As the conversation progressed, the protestors began to give ever more detailed examples of the racism they feel isn’t addressed. The group’s leader, Anthony Ramos, says it’s not uncommon to have epithets – or worse -- flung from passing vehicles.

“It is known that you have to prep your friends to get used to being screamed at from cars, to get used to get thrown at you. I had a banana thrown at me once," Ramos says. "I don’t know how many times I’ve been cursed at. That’s just from the car; that’s what they do when they’re driving by in the car.”

“Those situations, whether they be in West Lafayette or anywhere in this country, are definitely intolerable,” West Lafayette Mayor John Dennis says. He says the city convenes a Human Relations Commission to deal with issues of discrimination of any sort. But he says it’s not a group that fields many complaints.

“To be completely honest, we really haven’t had that high volume of complaints. We’ve had in my tenure here, and I’m about ready to start my eighth year, we’ve only had about a handful of complaints.”

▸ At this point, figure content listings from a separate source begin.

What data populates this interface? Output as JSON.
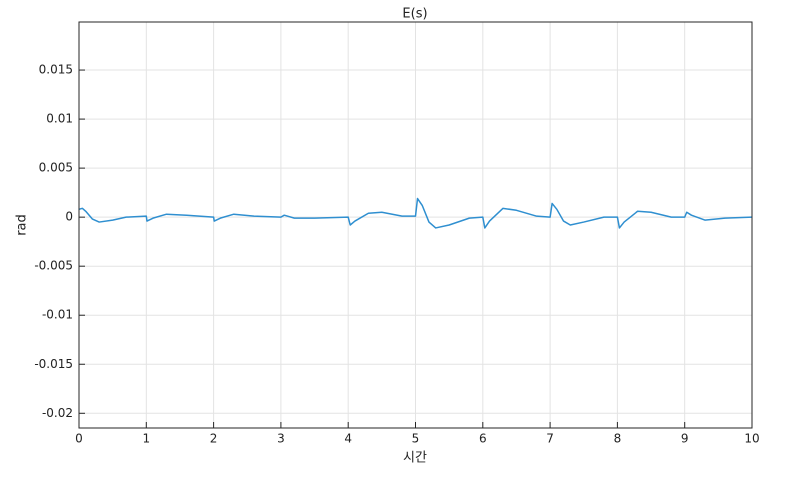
{
  "chart_data": {
    "type": "line",
    "title": "E(s)",
    "x_label": "시간",
    "y_label": "rad",
    "x": [
      0,
      0.05,
      0.1,
      0.2,
      0.3,
      0.5,
      0.7,
      1.0,
      1.01,
      1.1,
      1.3,
      1.6,
      2.0,
      2.01,
      2.1,
      2.3,
      2.6,
      3.0,
      3.05,
      3.2,
      3.5,
      4.0,
      4.03,
      4.1,
      4.3,
      4.5,
      4.8,
      5.0,
      5.03,
      5.1,
      5.2,
      5.3,
      5.5,
      5.8,
      6.0,
      6.03,
      6.1,
      6.3,
      6.5,
      6.8,
      7.0,
      7.03,
      7.1,
      7.2,
      7.3,
      7.5,
      7.8,
      8.0,
      8.03,
      8.1,
      8.3,
      8.5,
      8.8,
      9.0,
      9.03,
      9.1,
      9.3,
      9.6,
      10
    ],
    "series": [
      {
        "name": "E(s)",
        "color": "#2f8fd0",
        "values": [
          0.0008,
          0.0009,
          0.0006,
          -0.0002,
          -0.0005,
          -0.0003,
          0,
          0.0001,
          -0.0004,
          -0.0001,
          0.0003,
          0.0002,
          0,
          -0.0004,
          -0.0001,
          0.0003,
          0.0001,
          0,
          0.0002,
          -0.0001,
          -0.0001,
          0,
          -0.0008,
          -0.0004,
          0.0004,
          0.0005,
          0.0001,
          0.0001,
          0.0019,
          0.0012,
          -0.0005,
          -0.0011,
          -0.0008,
          -0.0001,
          0,
          -0.0011,
          -0.0004,
          0.0009,
          0.0007,
          0.0001,
          0,
          0.0014,
          0.0008,
          -0.0004,
          -0.0008,
          -0.0005,
          0,
          0,
          -0.0011,
          -0.0005,
          0.0006,
          0.0005,
          0,
          0,
          0.0005,
          0.0002,
          -0.0003,
          -0.0001,
          0
        ]
      }
    ],
    "xlim": [
      0,
      10
    ],
    "xticks": [
      0,
      1,
      2,
      3,
      4,
      5,
      6,
      7,
      8,
      9,
      10
    ],
    "ylim": [
      -0.0215,
      0.0199
    ],
    "yticks": [
      -0.02,
      -0.015,
      -0.01,
      -0.005,
      0,
      0.005,
      0.01,
      0.015
    ],
    "grid": true
  }
}
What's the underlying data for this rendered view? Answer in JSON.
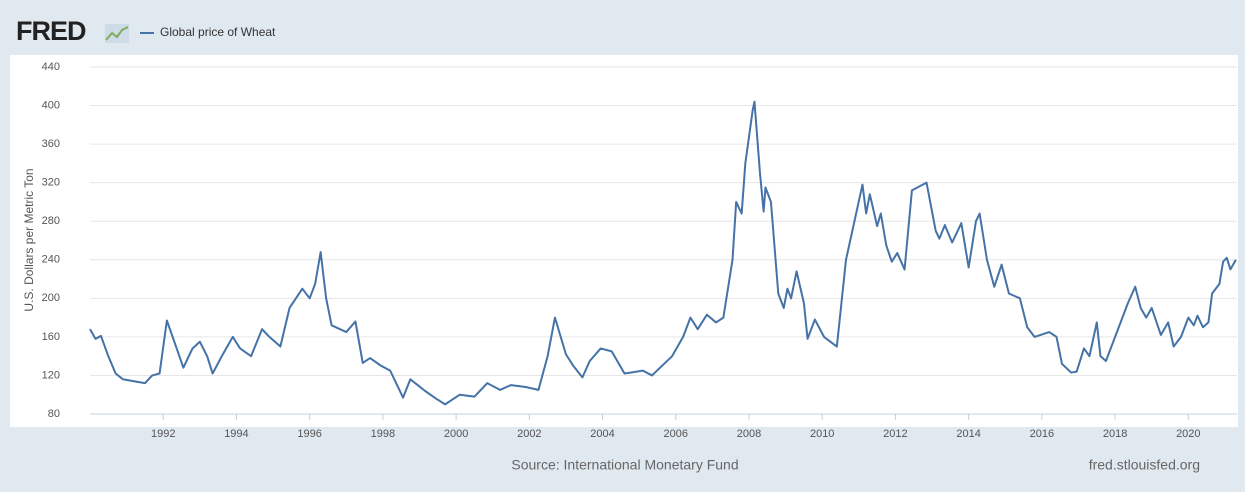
{
  "chart_data": {
    "type": "line",
    "brand": "FRED",
    "ylabel": "U.S. Dollars per Metric Ton",
    "source": "Source: International Monetary Fund",
    "site": "fred.stlouisfed.org",
    "xlim": [
      1990,
      2021.33
    ],
    "xticks": [
      1992,
      1994,
      1996,
      1998,
      2000,
      2002,
      2004,
      2006,
      2008,
      2010,
      2012,
      2014,
      2016,
      2018,
      2020
    ],
    "ylim": [
      80,
      440
    ],
    "yticks": [
      80,
      120,
      160,
      200,
      240,
      280,
      320,
      360,
      400,
      440
    ],
    "grid": true,
    "legend": "top-left",
    "x": [
      1990.0,
      1990.15,
      1990.3,
      1990.5,
      1990.7,
      1990.9,
      1991.2,
      1991.5,
      1991.7,
      1991.9,
      1992.1,
      1992.35,
      1992.55,
      1992.8,
      1993.0,
      1993.2,
      1993.35,
      1993.6,
      1993.9,
      1994.1,
      1994.4,
      1994.7,
      1994.9,
      1995.2,
      1995.45,
      1995.8,
      1996.0,
      1996.15,
      1996.3,
      1996.45,
      1996.6,
      1997.0,
      1997.25,
      1997.45,
      1997.65,
      1997.95,
      1998.2,
      1998.55,
      1998.75,
      1998.95,
      1999.15,
      1999.45,
      1999.7,
      2000.1,
      2000.5,
      2000.85,
      2001.2,
      2001.5,
      2001.9,
      2002.25,
      2002.5,
      2002.7,
      2003.0,
      2003.2,
      2003.45,
      2003.65,
      2003.95,
      2004.25,
      2004.6,
      2005.1,
      2005.35,
      2005.9,
      2006.2,
      2006.4,
      2006.6,
      2006.85,
      2007.1,
      2007.3,
      2007.55,
      2007.65,
      2007.8,
      2007.9,
      2008.1,
      2008.15,
      2008.3,
      2008.4,
      2008.45,
      2008.6,
      2008.8,
      2008.95,
      2009.05,
      2009.15,
      2009.3,
      2009.5,
      2009.6,
      2009.8,
      2010.05,
      2010.4,
      2010.65,
      2011.1,
      2011.2,
      2011.3,
      2011.5,
      2011.6,
      2011.75,
      2011.9,
      2012.05,
      2012.25,
      2012.45,
      2012.85,
      2013.1,
      2013.2,
      2013.35,
      2013.55,
      2013.8,
      2014.0,
      2014.2,
      2014.3,
      2014.5,
      2014.7,
      2014.9,
      2015.1,
      2015.4,
      2015.6,
      2015.8,
      2016.2,
      2016.4,
      2016.55,
      2016.8,
      2016.95,
      2017.15,
      2017.3,
      2017.5,
      2017.6,
      2017.75,
      2018.0,
      2018.2,
      2018.35,
      2018.55,
      2018.7,
      2018.85,
      2019.0,
      2019.25,
      2019.45,
      2019.6,
      2019.8,
      2020.0,
      2020.15,
      2020.25,
      2020.4,
      2020.55,
      2020.65,
      2020.85,
      2020.95,
      2021.05,
      2021.15,
      2021.3
    ],
    "series": [
      {
        "name": "Global price of Wheat",
        "color": "#4572a7",
        "values": [
          168,
          158,
          161,
          140,
          122,
          116,
          114,
          112,
          120,
          122,
          177,
          150,
          128,
          148,
          155,
          140,
          122,
          140,
          160,
          148,
          140,
          168,
          160,
          150,
          190,
          210,
          200,
          215,
          248,
          200,
          172,
          165,
          176,
          133,
          138,
          130,
          125,
          97,
          116,
          110,
          104,
          96,
          90,
          100,
          98,
          112,
          105,
          110,
          108,
          105,
          140,
          180,
          142,
          130,
          118,
          135,
          148,
          145,
          122,
          125,
          120,
          140,
          160,
          180,
          168,
          183,
          175,
          180,
          240,
          300,
          288,
          340,
          395,
          404,
          330,
          290,
          315,
          300,
          205,
          190,
          210,
          200,
          228,
          195,
          158,
          178,
          160,
          150,
          240,
          318,
          288,
          308,
          275,
          288,
          255,
          238,
          247,
          230,
          312,
          320,
          270,
          262,
          276,
          258,
          278,
          232,
          280,
          288,
          240,
          212,
          235,
          205,
          200,
          170,
          160,
          165,
          160,
          132,
          123,
          124,
          148,
          140,
          175,
          140,
          135,
          160,
          180,
          195,
          212,
          190,
          180,
          190,
          162,
          175,
          150,
          160,
          180,
          172,
          182,
          170,
          175,
          205,
          215,
          238,
          242,
          230,
          240
        ]
      }
    ]
  }
}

At more than one moment during Monday’s conversation in the president’s office, it felt like the simmering feelings might boil over. But Vice Provost Taylor worked to align herself with the protestors – themselves a multi-racial mixture of members of the community – and to show them she wasn’t immune to the same sorts of behaviors.

“I’m a member of this community as well. I have felt those things. Let’s don’t get it twisted," Taylor said. "Just because I work in Hovde [Hall], that means nothing. Because in Lafayette and West Lafayette, I’m black.”

Purdue President Mitch Daniels was on campus, but not in his office when the protestors arrived. Griffith and Taylor did promise to bring the marchers’ complaints to him.